Tony Oz Stock Trading Course Good/Bad?

Discussion in 'Educational Resources' started by haub, Jun 30, 2003.

  1. JEM is correct in his comments ...How can one say an
    approach to trading has validity if there are not simple
    cases of success....Simple cases of success for trading
    are simple weekly postings of completed trades...Traders
    should be represented by the seller of the products as well
    as by the buyers of the products...

    What is the game afterall...The seller wants to make money
    by selling content that is made available in books...cds..internet..
    hotel seminar rooms...if a cd costs a $1.00 and you can place
    information on it which will sell the disk for $29.00...then what is the game here...

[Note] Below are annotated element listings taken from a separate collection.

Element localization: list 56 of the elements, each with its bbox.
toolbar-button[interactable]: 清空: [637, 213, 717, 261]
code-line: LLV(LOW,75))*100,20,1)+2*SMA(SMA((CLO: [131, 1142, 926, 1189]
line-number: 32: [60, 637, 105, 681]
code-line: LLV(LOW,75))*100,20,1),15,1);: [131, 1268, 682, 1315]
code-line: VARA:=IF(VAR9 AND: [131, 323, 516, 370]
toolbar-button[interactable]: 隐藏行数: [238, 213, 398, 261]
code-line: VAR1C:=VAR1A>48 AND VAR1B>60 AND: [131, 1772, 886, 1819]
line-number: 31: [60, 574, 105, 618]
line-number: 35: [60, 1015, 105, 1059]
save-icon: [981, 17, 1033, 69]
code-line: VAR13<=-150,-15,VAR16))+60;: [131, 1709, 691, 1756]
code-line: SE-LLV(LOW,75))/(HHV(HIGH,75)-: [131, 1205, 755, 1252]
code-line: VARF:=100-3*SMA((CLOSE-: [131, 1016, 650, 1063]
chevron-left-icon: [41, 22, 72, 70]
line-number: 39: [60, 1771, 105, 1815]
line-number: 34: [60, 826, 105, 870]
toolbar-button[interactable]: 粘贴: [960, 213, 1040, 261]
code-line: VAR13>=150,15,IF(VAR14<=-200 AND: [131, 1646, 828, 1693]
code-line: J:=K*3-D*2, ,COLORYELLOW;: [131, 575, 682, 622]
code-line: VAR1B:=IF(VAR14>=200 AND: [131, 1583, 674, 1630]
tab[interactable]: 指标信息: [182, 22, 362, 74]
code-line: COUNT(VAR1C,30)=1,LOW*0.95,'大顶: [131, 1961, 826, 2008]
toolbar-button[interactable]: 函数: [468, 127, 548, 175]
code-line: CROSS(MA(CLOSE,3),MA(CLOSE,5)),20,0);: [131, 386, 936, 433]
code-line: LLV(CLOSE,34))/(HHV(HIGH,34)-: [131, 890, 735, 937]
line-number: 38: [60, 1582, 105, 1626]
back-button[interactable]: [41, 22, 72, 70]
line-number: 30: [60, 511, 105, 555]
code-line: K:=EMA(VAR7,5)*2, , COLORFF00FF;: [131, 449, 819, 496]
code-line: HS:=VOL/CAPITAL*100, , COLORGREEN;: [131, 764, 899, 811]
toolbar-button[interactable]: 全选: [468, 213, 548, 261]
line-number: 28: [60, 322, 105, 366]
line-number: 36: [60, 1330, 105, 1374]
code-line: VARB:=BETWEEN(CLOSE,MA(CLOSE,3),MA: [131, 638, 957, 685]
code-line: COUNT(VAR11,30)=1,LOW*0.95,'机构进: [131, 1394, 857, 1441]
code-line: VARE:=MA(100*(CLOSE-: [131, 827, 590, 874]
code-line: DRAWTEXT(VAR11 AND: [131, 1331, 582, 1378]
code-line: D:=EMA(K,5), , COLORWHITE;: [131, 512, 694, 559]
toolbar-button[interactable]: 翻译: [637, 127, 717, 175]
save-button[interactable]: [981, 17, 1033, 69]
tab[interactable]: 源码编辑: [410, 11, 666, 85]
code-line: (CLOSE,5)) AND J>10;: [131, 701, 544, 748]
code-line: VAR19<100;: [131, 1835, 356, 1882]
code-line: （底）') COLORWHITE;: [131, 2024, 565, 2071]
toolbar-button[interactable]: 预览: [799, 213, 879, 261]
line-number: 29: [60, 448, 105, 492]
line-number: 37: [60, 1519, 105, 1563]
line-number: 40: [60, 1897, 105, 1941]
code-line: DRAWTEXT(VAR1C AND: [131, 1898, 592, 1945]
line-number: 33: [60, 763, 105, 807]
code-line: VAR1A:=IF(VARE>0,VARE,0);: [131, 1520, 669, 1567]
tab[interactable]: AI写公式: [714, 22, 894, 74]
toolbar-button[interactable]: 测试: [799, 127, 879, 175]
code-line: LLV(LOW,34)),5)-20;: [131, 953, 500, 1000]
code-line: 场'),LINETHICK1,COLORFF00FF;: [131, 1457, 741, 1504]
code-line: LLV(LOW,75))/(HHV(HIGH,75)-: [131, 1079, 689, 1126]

    If you rent a hotel seminar room...and you attract 20 people
    that pay $1000 each...the room costs you $2000...then
    what is the game here...your really selling the room for $18,000
    more than it costs you...

    The real question is very simple...the seller is clearly in the book selling...cd selling..hotel room selling game...the seller is possibly
    in the real trading game...we don´t know unless the seller posts
    a verifiable list of actual consistent trading day by day...not hypothetical possibilities...
     
    #31     Jul 5, 2003
  2. TOL

    TOL

    I read the stock trader and the How to take money...
    You can learn 2 major issues:
    1) Money/Risk management - I wish I implemented that as described:)
    2) Support Resistance indication rather then the other.

    The first one is to avoid the most critical issue in trading - lose your capital. Take this from Tony with two hands.
    The second - even Tony Oz changed his method of entering the trade from the stock trader to the How to take money

    So read these books, I read any trade book I can. But do not think this will make you a trader. It's only you, with the right money management and the ability to 'be right and sit tight ' - enter trade only with a good setup.

    Good luck, tol
     
    #32     Jul 10, 2003
  3. It sounds logical that if you want to learn to be more profitable you should learn from someone who is profitable. But, I believe that is so say that the learner believes he will trade exactly like the teacher. This transfer of styles hardly, if ever, occurs completely.

    I agree that Tony Oz is a marketer of educational materials in trading. Thats his bag. Since we don't know his daily p/l we cannot say he is a profitable trader to date. And I am not defending his reputation when I say that to learn from someone and benefit your trading, it may matter less than you think if they are currently profitable or not. For a number of reasons I will list.

    First, no student becomes a clone trader of their teacher. So even if attempted to trade exactly as Tony does (which is literally impossible because of the structure of the markets, e.g. you can't be in his same trades and not BE him), because of a number of differences (retention level, personality styles, etc), the correlation between your trading and Tony's trading would not be exact. So the P/L would not be exact. Slim margins are often the difference between profitability and losing, obviously.

    Second, what Tony or any other mentor communicates as what they think are the components of success may vary radically from what their actual components are. Having the talent to perform a skill is a completely different ability than the thought process required to break down the elements of developing that talent and further, teaching it to others. (For further reading see THE DISCIPLINED TRADER, Mark Douglass). If you need some evidence for this, query talented high school athletes, and ask them to teach you their skill. Part of it is that they can't teach the hours and hours they spent over their lives doing it, the other part is they may not recall all of those experiences in order to teach them, if they could. So at best teaching your talent is a summary, the gate to the real work in learning that lies ahead.

    So, the key then is not whether or not any mentor, guru, or trading teacher is always profitable, although that may help ease your own internal fears (the fears you have of not being able to do what needs to be done in your own trading), the key IS that maybe by hearing elements enough times that you incorporate trading principles into your style, and from that you develp a successful way of interacting with the markets: e.g. profitable and happy trading.

    Trading principles, or general truths about markets are the most important things you can learn. You hear them again and again, but they don't have value until they are incorporated into a habit of trading. Some people call this tertiary knowledge. Sometimes it takes the right teacher to get things to click because they present things in a way that make sense to you, sometimes traders do this on their own.

    However, if you are waiting for P/L numbers from anyone in order to learn from them, then learning will take quite a long time. But it would be kinda nice if we saw them from the marketers of information. What else can we do? There are really no mysterys to this business, the good traders by habit act out good trading principles. Model those as best you can and trust your judgement to develop your style that works.